Viver a maternidade é um dos momentos mais aguardados para algumas mulheres. Mas, e se ao dar à luz, essa experiência se tornasse impossível? Aliás, viver se tornasse impossível? É exatamente isso que o filme ‘Ela e Eu’, que estreia nesta quinta-feira (21), traz à tona logo na primeira cena.
O longa-metragem conta a história de Bia (Andréa Beltrão), uma mulher que fica 20 anos em coma após dar à luz Carol (Lara Tremouroux), fruto do casamento com Carlos (Eduardo Moscovis). Durante todo esse período, a família seguiu suas vidas, mas sempre a inserindo nos momentos importantes, ainda que ela estivesse inconsciente e acamada.
No entanto, essa situação chega ao fim quando Bia recobra a consciência e precisa reaprender a viver, quase como se fosse uma criança. Ou seja, precisa redescobrir como falar, andar e sentir. E, como se não fosse o suficiente, ela ainda precisa se relacionar com sua filha, seu marido e a atual esposa dele, Renata (Mariana Lima).
Isto é, a trama tem tudo para ser dramática, tensa e pesada, envolvendo o cuidado com uma pessoa doente e as alterações que ocorrem ao seu redor, além de promover reflexões sobre como criar laços com uma filha adulta, como viver em um ‘trisal’ e, por fim, como ser feliz da maneira como se era antes.
OUTRA PEGADA
Gustavo Rosa de Moura, diretor e roteirista do filme, afirmou que a ideia inicial era tratar o tema de uma maneira cômica, como uma “comédiona”, como ele mesmo disse na pré-estreia do filme.

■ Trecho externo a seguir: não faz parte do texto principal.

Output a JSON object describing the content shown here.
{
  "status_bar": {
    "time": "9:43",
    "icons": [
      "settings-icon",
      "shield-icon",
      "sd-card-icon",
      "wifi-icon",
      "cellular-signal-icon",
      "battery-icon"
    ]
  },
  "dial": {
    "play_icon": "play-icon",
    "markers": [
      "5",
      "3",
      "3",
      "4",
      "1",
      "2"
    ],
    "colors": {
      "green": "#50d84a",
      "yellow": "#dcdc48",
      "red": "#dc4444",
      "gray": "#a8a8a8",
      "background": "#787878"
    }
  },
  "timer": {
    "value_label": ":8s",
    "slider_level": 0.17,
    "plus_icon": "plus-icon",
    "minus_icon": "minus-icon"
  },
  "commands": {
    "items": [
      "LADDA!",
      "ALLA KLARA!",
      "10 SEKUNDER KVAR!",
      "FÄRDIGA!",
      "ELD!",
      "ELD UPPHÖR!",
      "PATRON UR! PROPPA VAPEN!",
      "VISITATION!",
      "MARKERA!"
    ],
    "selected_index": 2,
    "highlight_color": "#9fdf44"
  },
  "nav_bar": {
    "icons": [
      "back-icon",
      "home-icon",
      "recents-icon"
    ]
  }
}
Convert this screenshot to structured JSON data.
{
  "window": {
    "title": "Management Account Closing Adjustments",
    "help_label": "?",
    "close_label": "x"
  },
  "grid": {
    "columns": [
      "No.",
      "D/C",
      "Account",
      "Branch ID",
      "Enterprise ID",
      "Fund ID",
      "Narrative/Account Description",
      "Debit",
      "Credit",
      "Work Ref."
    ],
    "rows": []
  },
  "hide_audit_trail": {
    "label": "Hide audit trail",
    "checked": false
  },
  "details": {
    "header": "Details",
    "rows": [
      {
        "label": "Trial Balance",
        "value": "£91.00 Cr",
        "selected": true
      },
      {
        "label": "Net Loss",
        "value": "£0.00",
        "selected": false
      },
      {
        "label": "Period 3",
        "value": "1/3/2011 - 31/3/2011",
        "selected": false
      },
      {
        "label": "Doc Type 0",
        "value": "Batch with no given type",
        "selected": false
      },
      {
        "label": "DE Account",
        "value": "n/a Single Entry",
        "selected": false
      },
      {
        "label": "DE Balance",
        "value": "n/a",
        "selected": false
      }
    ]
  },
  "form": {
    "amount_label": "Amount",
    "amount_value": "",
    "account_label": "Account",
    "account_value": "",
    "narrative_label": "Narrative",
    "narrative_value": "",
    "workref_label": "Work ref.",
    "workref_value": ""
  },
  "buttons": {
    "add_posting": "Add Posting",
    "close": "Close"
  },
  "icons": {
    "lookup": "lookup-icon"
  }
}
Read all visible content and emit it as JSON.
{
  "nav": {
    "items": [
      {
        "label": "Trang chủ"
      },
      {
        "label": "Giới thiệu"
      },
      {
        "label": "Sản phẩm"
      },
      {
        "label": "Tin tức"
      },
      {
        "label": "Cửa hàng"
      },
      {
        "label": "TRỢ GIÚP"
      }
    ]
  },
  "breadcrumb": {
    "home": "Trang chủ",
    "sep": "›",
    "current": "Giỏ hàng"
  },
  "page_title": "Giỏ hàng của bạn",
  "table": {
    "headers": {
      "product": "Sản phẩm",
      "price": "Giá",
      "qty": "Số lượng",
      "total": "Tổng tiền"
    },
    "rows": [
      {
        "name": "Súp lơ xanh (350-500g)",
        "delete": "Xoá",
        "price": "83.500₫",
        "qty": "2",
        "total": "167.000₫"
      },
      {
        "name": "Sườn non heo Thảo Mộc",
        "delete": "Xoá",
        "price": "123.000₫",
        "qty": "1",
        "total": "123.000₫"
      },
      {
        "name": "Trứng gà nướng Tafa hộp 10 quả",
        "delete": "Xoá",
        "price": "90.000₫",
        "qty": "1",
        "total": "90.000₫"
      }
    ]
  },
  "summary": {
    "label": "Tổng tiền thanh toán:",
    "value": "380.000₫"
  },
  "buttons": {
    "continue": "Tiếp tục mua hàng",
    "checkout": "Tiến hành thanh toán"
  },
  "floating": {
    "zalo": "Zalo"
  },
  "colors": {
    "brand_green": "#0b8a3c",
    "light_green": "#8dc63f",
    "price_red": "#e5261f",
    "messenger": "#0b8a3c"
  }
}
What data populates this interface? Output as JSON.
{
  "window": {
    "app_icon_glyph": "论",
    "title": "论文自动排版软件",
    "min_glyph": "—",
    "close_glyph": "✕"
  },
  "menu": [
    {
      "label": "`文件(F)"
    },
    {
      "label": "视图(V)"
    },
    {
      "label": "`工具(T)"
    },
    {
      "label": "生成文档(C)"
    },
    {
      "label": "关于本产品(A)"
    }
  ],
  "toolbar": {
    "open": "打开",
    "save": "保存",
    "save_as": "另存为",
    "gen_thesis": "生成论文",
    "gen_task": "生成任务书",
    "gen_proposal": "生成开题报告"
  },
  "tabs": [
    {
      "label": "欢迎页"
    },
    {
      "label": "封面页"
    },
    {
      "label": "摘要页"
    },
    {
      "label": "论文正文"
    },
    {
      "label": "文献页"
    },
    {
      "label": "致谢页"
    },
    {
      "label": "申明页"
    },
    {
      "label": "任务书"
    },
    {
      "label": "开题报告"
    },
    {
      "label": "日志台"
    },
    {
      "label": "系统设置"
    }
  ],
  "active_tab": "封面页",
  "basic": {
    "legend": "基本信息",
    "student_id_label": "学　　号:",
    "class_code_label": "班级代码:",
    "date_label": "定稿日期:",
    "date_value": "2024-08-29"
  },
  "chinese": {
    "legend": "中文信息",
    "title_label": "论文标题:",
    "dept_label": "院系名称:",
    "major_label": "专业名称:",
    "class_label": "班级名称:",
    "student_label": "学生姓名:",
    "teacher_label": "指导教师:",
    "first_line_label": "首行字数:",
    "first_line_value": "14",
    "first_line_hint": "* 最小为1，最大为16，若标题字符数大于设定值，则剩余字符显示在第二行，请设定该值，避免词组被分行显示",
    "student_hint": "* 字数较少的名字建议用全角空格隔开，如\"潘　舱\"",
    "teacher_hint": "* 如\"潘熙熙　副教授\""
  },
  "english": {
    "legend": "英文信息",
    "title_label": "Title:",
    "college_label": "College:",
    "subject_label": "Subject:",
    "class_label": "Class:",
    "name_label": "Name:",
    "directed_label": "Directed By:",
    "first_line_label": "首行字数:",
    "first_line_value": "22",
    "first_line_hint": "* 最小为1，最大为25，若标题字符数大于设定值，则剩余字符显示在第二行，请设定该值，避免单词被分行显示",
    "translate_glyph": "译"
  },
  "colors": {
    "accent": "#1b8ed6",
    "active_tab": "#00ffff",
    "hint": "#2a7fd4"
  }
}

A pergunta que fica é: dá para falar de um assunto tão delicado de maneira engraçada? Não!
Tanto que o roteiro passou por alterações após a entrada de Andréa Beltrão no elenco, que deu várias ideias de como deixar o drama muito mais leve do que podemos esperar ao ler a sinopse. De forma geral, o elenco não deixa o filme pesado e até a cena mais tensa do filme ganha um toque de graça. Mas, o destaque fica mesmo para Andréa, que faz uma interpretação cheia de pitadas de humor durante todo o longa-metragem.
A atriz consegue mostrar a evolução de Bia de uma maneira muito delicada e sensível, no entanto, de maneira divertida. Bia se transforma e, como se fosse uma criança mesmo, mostra o que quer e o que não quer, seja pedindo uma cervejinha no fim de tarde ou largando as atividades físicas da recuperação para dar uma espiada no que acontece pela praça. Ela já não é a mesma pessoa de 20 anos atrás. E sabe disso. Assim, prefere viver a simplicidade do dia a dia, de maneira que traz leveza para a nova vida da protagonista e para o longa.
O escape da descoberta difícil da convivência com a nova família fica por conta de sua cuidadora, a enfermeira Sandra (Karine Teles). Juntas, elas formam uma amizade sincera, de muita cumplicidade, como se fossem conhecidas há muito tempo – o que não deixa de ser verdade, afinal, a profissional cuidou de Bia ao longo de todos os últimos anos. Fica claro que o afeto de um cuidador pode ser tão especial quanto o de um familiar.
Eduardo Moscovis também atua com uma sensibilidade muito admirável. Não há espaço para o perfil de um homem durão, que não se importa com a mãe da filha em coma. Muito pelo contrário, ele se deixa sentir as emoções que a volta de Bia lhe traz. Lara Tremouroux, por sua vez, consegue transparecer os dilemas de sua personagem, sendo o toque de modernidade que o enredo precisa e o equilíbrio para o ambiente familiar. Já Mariana Lima não deixa a desejar com uma personagem empoderada, feminina, que sabe tudo o que a volta da ex de seu marido pode agregar à sua vida.
Fato é que, se você pensa que o filme é mais um drama para refletir e chorar, está muito enganado. Eu mesma me enganei. Claro que traz algumas reflexões – umas mais profundas que as outras -, mas não se resume a isso. Gustavo e o elenco provaram que é possível tratar de assuntos delicados com muita suavidade, sem perder o toque de humor.